Ein feinmaschiger Haarfänger über dem Ablaufrost hält den größten Teil von Haaren und Fett zurück, bevor er ins Rohr gelangt – er ist in Sekunden geleert und erspart Ihnen die aufwändige Reinigung.

  • Haarfänger einlegen und nach jedem Duschen ausleeren
  • Ablaufrost und Haarsieb regelmäßig herausnehmen und säubern
  • Etwa monatlich mit Natron und heißem Wasser nachspülen, damit gar keine Fettschichten entstehen
  • Nach dem Duschen kurz heiß nachlaufen lassen, damit Seifenreste weitergespült werden
  • Keine Speisereste, kein Öl oder gröbere Rückstände in den Abfluss geben
Rost regelmäßig kontrollieren
Prüfen Sie beim Reinigen auch die Dichtung des Ablaufrosts: Sitzt sie locker, gelangen mehr Rückstände ungefiltert ins Rohr und die Vorbeugung läuft ins Leere.

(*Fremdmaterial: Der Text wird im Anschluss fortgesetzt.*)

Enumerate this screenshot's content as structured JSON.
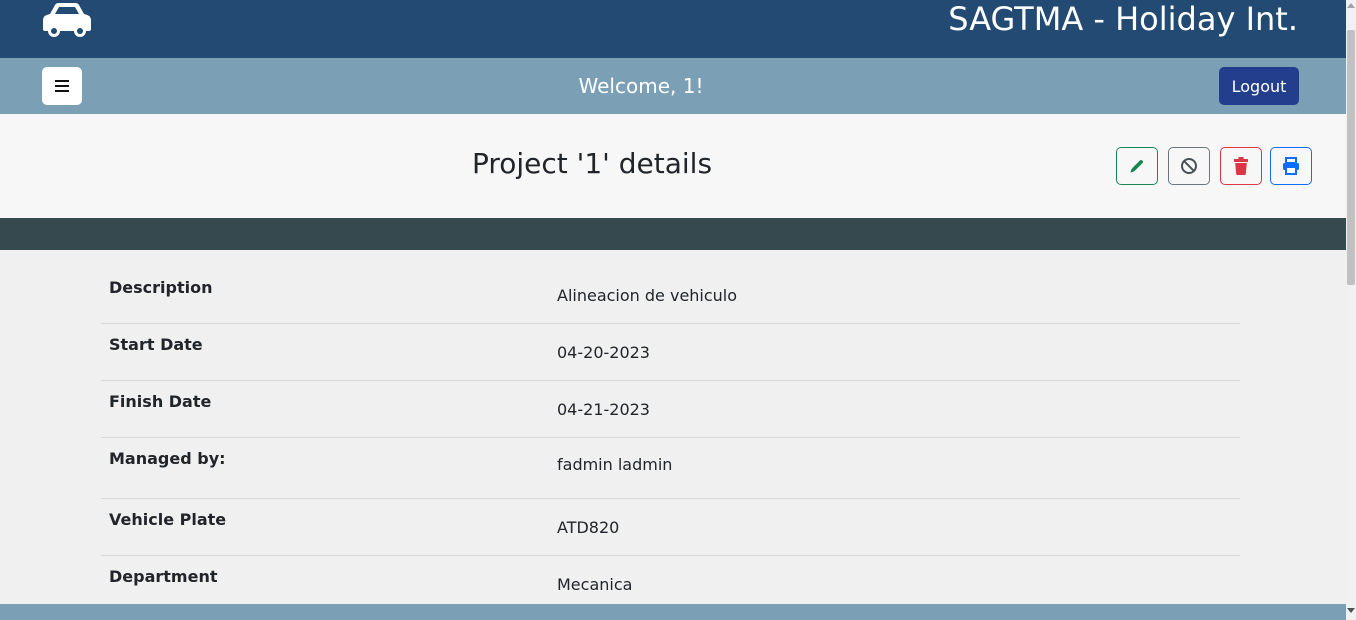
{
  "header": {
    "app_title": "SAGTMA - Holiday Int.",
    "logo_icon": "car-icon"
  },
  "navbar": {
    "menu_icon": "hamburger-menu-icon",
    "welcome": "Welcome, 1!",
    "logout_label": "Logout"
  },
  "page": {
    "title": "Project '1' details",
    "actions": [
      {
        "icon": "pencil-icon",
        "color": "#198754"
      },
      {
        "icon": "ban-icon",
        "color": "#6c757d"
      },
      {
        "icon": "trash-icon",
        "color": "#dc3545"
      },
      {
        "icon": "printer-icon",
        "color": "#0d6efd"
      }
    ]
  },
  "details": [
    {
      "label": "Description",
      "value": "Alineacion de vehiculo"
    },
    {
      "label": "Start Date",
      "value": "04-20-2023"
    },
    {
      "label": "Finish Date",
      "value": "04-21-2023"
    },
    {
      "label": "Managed by:",
      "value": "fadmin ladmin"
    },
    {
      "label": "Vehicle Plate",
      "value": "ATD820"
    },
    {
      "label": "Department",
      "value": "Mecanica"
    }
  ],
  "colors": {
    "topbar": "#234a72",
    "navbar": "#7b9fb5",
    "logout_button": "#243e8e",
    "dark_band": "#35494f"
  }
}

Bei bodengleichen Duschen lohnt sich zusätzlich ein Blick auf das Sperrwasser im Siphon. Trocknet es aus – etwa bei selten genutzten Gäste-Duschen – kann Geruch aus der Leitung aufsteigen. Ein kurzer Schwall Wasser füllt den Verschluss wieder auf. So bleibt der Abfluss frei und geruchsneutral.